No one said anything for a while, and Johann moved a little closer to Greta. The sun shone down warmly on his cold limbs, but something else warmed him from the inside. Greta was his daughter, and he sensed it and smelled it with every breath. She was the only creature in the world he truly loved. Of course, he used to love Little Satan’s company, and also that of Karl, who had been at his side for many years. But those feelings were nothing compared to the love he felt for his daughter. He had never read her palms. Too great was his fear of foreseeing her death in them, the fear she might die before him and leave him behind. Johann opened his own creased hands and stared at them. He had done so repeatedly in the last few weeks, but to no avail. He couldn’t make out anything in his own palms.
Only Greta could read them.
“I haven’t looked at them in a long time,” she said gently, as if she had heard his thoughts. “I no longer want to know. God alone should know when a person’s end arrives.”
“God or the devil.”
He looked up and studied his daughter’s face. She was so beautiful. He remembered the first time he saw her, back in the prison below Nuremberg. She had only been fourteen then, still a child, so dainty and fragile. And now she would go her own way, and he would be left behind. Whether dead or alive—he would be left behind.
“I should never have brought you here,” he said. “It was pure selfishness. I wasn’t ready to say goodbye. I wanted to hang on to you until the last moment.”
“What are you talking about?” Greta gave a sad smile. “You’re Doctor Faustus, remember? You’ve cheated the devil once before and you will do so again. And then the four of us will go back to the German Empire. You, me, Karl—”
“And John.” Johann sighed. “You really do love him.”

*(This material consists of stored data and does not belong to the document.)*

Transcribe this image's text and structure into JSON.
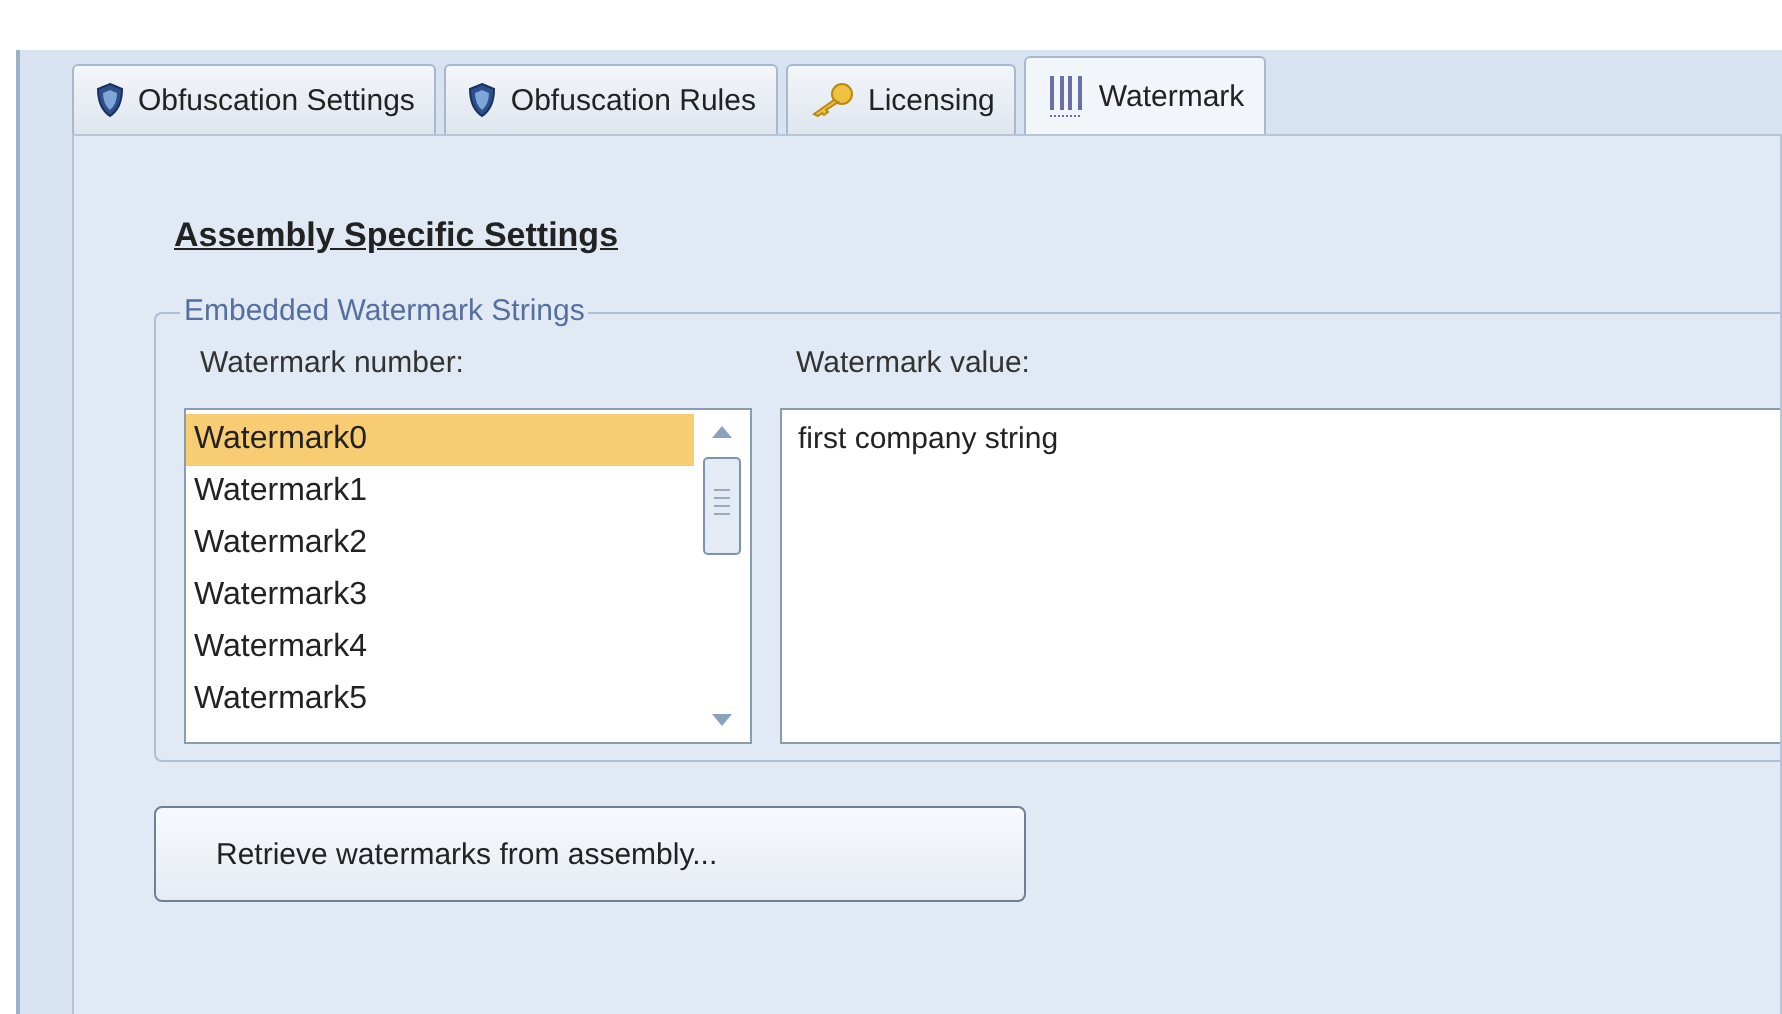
{
  "tabs": [
    {
      "label": "Obfuscation Settings",
      "kind": "shield",
      "selected": false
    },
    {
      "label": "Obfuscation Rules",
      "kind": "shield",
      "selected": false
    },
    {
      "label": "Licensing",
      "kind": "key",
      "selected": false
    },
    {
      "label": "Watermark",
      "kind": "barcode",
      "selected": true
    }
  ],
  "section_title": "Assembly Specific Settings",
  "group": {
    "title": "Embedded Watermark Strings",
    "list_label": "Watermark number:",
    "value_label": "Watermark value:",
    "items": [
      {
        "label": "Watermark0",
        "selected": true
      },
      {
        "label": "Watermark1",
        "selected": false
      },
      {
        "label": "Watermark2",
        "selected": false
      },
      {
        "label": "Watermark3",
        "selected": false
      },
      {
        "label": "Watermark4",
        "selected": false
      },
      {
        "label": "Watermark5",
        "selected": false
      }
    ],
    "value": "first company string"
  },
  "button": "Retrieve watermarks from assembly..."
}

“More than that.” Greta’s face turned serious. “He is the man I will . . .” She gave a wave as if she’d changed her mind. “One thing after the other. First we confront whoever is living inside that castle.”
When Johann looked at the castle again, he noticed that the fortress wasn’t as imposing as he’d first thought. Some of the battlements had crumbled like rotten teeth, some of the windows were boarded shut, and ivy and gorse climbed up the walls like poisonous snakes. A cloud pushed in front of the sun, and the air grew chilly.
Up in one of the towers, a light flared up. To Johann it looked like a huge, watchful eye that gazed down at him hungrily.
Meanwhile, Karl and John were walking through a ghost town.
It had taken Karl a while to figure out what it was that gave Tiffauges such an eerie atmosphere. It was a small place with no wall or gates, and so they had been able to walk into town without causing a stir. Low half-timbered houses huddled along the edges of the few shady lanes. There were two churches, one enclosed market hall, and a square where several aging market wives sat behind their stalls like brooding hens.